Kane, HGSE professor of education and economics, and his colleagues also examined the connection between the teachers whose students performed well on the state’s achievement tests and those pupils who scored high on the project’s tests designed to gauge conceptual comprehension.
“We have seen there is considerable overlap,” said Kane. “Teachers who were successful in promoting achievement on state tests did so with the conceptual tests as well.”
For Kane, video is also a key to the project’s success.
“Improving teaching requires adult behavior change. Imagine trying to get someone to quit smoking by showing them a video of a bunch of happy nonsmokers … and yet that is the way we do professional development for teachers, by showing them some third person teaching instead of showing them their own work.”
According to Kane, teachers need to see and analyze their own efforts, and then discuss with their supervisors what they are doing well, and what they could do differently to improve.
This can be done by showing teachers their own videos and by providing feedback that is related to student achievement. Heather Hill, an associate professor of education at HGSE, developed a rubric for guiding classroom observations that will be used to help score the videos. Project organizers hope the effort will help lead to a new approach to professional development.
“We are trying, said Kane, “to get people to quit smoking by taking them into their closet to smell their own clothes.”
The report’s video findings will be released this spring.
Authorities agree that better feedback is paramount to improving teacher performance. Under current systems, the majority of primary and secondary public school teachers typically rely on classroom visits from principals to gain feedback, said Kane, who argued that such visits are largely inadequate.
“It’s common to have 98 or 99 percent of teachers in a district receive the same ‘satisfactory’ rating from such visits, so it’s clearly a perfunctory exercise.”
The project includes 3,000 teachers and more than 100,000 students from seven urban school districts, including Charlotte, N.C.; Dallas; Denver; Memphis, Tenn.; New York City; Pittsburgh; and Hillsborough County, Fla., which includes Tampa.
Although the education sector has been slow to adapt to the push for performance management common in other professions, the process began to gain traction in 2002 when the Bush administration’s No Child Left Behind Act was signed into law, said Kane. The legislation calls for states to develop standardized tests to measure and track student achievement.
“There has been an explosion of research over the last nine years linking teaching certifications and teacher experience to student achievement gains.

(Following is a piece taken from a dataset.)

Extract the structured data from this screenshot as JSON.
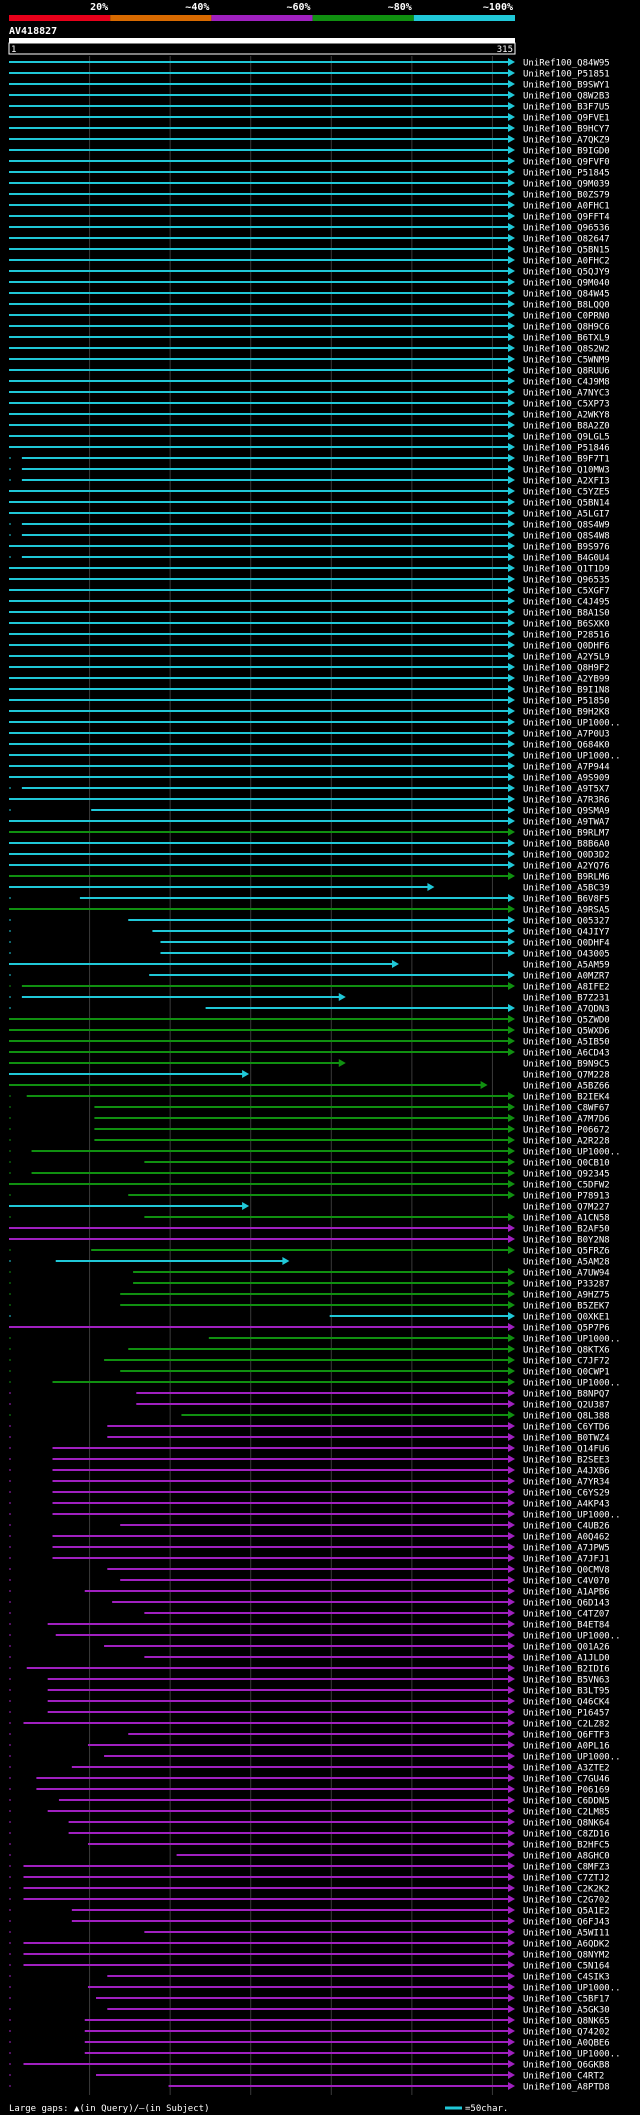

It’s a byproduct of school districts just starting to track student achievement and to link it to teachers.”
Kane’s research also coincides with the Obama administration’s new Race to the Top program, a competitive grant initiative that rewards states for developing effective education reforms. The initiative has inspired school districts to create fresh teacher evaluation methods.
“If we can get the results out quickly,” said Kane, “we can have a huge impact on the way this work is done in 3 million classrooms around the country.”
“If you are going to have any hope of having an effect on how teachers are doing their job,” he added, “you have to have some feedback that is specifically related to what they are doing.”